My presentation was next. I've given this same presentation a few times, originally writing it for the WALIS Forum in Perth. The difference was that at WALIS I had half an hour and felt rushed. Here, I had 15 minutes, and I had added slides that were omitted previously due to overlapping topics. Fortunately I hadn't spent much time reviewing the presentation, so I had forgotten much of the interesting detail that eats up so much time. I'm still new to presenting at these functions, so I'm not comfortable with how I sound when heard half through the speakers and half through my head. I'm also not used to the blank looks of participants. I heard nothing but positive feedback after the fact, but only one person in a room of 26 seemed to be listening. One guy, front row center, looked like he was about to fall asleep and plummet from his chair the whole time. He didn't, but it was close.

Next was Zac Spitzer and Sam Majid from Ennoble Consultancy. They took the group through a case study based on a deployment they performed at Ballarat University. It was quite lively, and my first proper look into MapGuide. Zac was an especially good presenter, considering he is a techie, but managed to meet with my biggest presentation fear. He finished five minutes early. After a few seconds of 'whoops', he proceeded to continue his talk by adding his personal commentary on the project and the use of open source. Aside from being quite impressive under pressure, it was the most interesting bit for me. It's all too rare that I get to hear from the technical side at these events.

Afternoon tea follow the Ennoble presentation, which was chased by a round table discussion. This was what I was looking forward to most at the conference. The room was divided into three groups, with a couple of the presenters 'chairing' each group, and the discussion topic was given: "What are the impediments to uptake of Open Source solutions?" My group was fairly lively, with half the participants controlling the floor most of the time. It was great to see the passion people had, not so much for the open source, but for their issues with their IT departments. I won't go into all the detail of the results, but a quick summary of the points that stuck in my mind follow.

IT Department

  • Policies don't allow Open Source.
  • Technology strategies are set well in advance and are not amenable to change.
  • Desktop systems are so locked down that no experimentation is possible.
  • Must be able to prove the utility/advantage of Open Source to effect policy change.
  • The above two make the change process very difficult and tedious.

Vendor Neutrality

  • Tenders are required to be vendor neutral, but...
  • They must integrate with existing proprietary and sometimes closed protocol systems.
  • Proprietary is seen as lower risk: "If you buy it, it must be better."
  • "Nobody gets fired for buying ESRI."
  • It's very difficult to migrate from the status quo.

Open Source

  • There is no support for Open Source. (lies, but it's a visibility issue)
  • Time is required to investigate the available options and make recommendations.
  • Security of Open Source is perceived to be laxer than proprietary.
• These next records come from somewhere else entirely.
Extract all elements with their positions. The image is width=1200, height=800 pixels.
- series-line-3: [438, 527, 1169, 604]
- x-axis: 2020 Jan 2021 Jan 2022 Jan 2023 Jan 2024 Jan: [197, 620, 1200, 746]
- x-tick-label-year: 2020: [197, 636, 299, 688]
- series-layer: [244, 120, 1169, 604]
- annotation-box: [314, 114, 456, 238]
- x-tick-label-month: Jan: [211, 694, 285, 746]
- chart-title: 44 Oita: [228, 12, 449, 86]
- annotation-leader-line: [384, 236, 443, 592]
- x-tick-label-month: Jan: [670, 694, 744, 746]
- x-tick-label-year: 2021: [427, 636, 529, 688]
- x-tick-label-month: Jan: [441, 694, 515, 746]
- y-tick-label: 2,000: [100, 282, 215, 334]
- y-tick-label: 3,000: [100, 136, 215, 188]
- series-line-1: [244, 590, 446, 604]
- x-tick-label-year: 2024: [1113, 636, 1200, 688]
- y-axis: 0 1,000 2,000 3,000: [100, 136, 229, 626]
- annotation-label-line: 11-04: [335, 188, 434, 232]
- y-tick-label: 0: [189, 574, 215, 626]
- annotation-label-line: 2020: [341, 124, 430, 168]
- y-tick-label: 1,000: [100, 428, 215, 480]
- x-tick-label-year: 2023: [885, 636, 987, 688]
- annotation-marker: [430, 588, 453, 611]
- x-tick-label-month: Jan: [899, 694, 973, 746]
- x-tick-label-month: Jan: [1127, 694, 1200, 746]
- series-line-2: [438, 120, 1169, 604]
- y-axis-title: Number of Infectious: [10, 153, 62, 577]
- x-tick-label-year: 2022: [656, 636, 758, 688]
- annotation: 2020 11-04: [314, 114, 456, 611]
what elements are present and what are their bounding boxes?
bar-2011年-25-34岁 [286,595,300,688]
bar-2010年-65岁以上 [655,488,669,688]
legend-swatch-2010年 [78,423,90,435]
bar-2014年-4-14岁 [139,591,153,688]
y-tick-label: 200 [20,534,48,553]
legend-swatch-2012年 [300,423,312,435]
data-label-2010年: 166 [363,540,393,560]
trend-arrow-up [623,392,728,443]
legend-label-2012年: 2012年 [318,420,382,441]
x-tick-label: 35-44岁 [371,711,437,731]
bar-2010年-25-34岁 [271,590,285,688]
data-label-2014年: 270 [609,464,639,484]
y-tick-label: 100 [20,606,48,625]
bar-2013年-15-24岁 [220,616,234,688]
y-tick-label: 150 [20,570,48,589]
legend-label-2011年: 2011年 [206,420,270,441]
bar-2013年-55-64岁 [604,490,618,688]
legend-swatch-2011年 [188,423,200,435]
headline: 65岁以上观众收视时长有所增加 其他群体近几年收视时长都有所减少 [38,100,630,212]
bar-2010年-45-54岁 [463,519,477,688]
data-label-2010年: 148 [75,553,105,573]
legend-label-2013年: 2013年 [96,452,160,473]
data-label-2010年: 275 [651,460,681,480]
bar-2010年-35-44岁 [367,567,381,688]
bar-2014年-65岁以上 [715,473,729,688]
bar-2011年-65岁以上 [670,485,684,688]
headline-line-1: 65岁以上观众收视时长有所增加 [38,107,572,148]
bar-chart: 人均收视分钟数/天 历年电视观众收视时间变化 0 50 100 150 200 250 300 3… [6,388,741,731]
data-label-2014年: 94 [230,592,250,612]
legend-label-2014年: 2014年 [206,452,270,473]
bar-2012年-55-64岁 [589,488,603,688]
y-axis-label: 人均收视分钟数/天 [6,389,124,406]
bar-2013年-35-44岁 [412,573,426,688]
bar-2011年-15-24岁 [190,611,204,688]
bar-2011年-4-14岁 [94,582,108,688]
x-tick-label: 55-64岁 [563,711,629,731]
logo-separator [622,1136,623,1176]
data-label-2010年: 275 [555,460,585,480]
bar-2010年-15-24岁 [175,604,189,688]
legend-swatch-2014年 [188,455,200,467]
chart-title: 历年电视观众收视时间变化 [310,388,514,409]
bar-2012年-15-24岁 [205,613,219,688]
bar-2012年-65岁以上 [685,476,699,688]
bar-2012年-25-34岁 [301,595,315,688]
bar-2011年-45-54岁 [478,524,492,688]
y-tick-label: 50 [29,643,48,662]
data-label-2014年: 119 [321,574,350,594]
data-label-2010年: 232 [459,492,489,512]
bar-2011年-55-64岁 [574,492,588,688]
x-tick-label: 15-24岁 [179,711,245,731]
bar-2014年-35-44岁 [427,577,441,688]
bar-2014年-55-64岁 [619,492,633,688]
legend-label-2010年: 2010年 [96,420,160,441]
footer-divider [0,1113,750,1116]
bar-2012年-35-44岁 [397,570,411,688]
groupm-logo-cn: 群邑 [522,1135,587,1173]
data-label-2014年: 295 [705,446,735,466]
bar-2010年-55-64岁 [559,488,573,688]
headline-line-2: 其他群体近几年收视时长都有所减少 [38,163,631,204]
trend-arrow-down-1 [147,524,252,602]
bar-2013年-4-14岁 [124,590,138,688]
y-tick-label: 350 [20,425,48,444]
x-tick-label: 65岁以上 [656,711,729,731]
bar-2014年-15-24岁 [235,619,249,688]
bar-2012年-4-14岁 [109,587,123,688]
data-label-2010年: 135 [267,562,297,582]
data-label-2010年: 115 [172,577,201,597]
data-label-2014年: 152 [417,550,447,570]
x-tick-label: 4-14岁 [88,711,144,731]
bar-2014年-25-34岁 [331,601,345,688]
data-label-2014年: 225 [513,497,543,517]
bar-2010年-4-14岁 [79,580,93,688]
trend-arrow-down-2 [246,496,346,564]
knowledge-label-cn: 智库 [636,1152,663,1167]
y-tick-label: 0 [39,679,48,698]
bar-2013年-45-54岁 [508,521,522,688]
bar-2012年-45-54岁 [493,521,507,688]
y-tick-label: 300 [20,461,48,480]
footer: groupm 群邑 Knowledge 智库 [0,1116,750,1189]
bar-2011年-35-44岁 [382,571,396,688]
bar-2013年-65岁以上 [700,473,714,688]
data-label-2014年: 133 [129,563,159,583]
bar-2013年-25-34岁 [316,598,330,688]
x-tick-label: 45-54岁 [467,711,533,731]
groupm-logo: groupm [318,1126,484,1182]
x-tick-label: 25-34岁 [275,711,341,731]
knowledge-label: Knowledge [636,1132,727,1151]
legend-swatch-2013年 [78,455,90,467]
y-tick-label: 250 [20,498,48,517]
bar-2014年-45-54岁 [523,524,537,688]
  • Proprietary vendors not responsive to customer needs.
  • License costs are formidable.
  • Proprietary vendors often build blocks for integration with outside products.

None of this is especially revolutionary, but I was surprised how much frustration I saw towards the IT departments, especially considering the horror stories I've heard about administrating and maintaining some popular proprietary packages.

Finally, there was a presentation from Milton Lofberg, walking the group through the production of a web map using MapGuide. Milton walked us through the process starting with loading data into the repository, right up to adding widgets to the map view. It was a long presentation, but showed the power of MapGuide Studio to bring web cartography to the masses through a well-thought-out and mostly intuitive interface.

I spent the rest of the conference at the OSGeo booth. It was time well spent, with many advocates and many curious delegates finding their way to us. I fielded quite a few questions on the licensing issues surrounding Open Source software, especially in government, and there was a great deal of interest in simply knowing what we have to offer. All in all, it was a great excuse to see Surfers Paradise, and a productive effort in promoting awareness of OSGeo, as well as LISAsofts support of Open Source Geospatial products.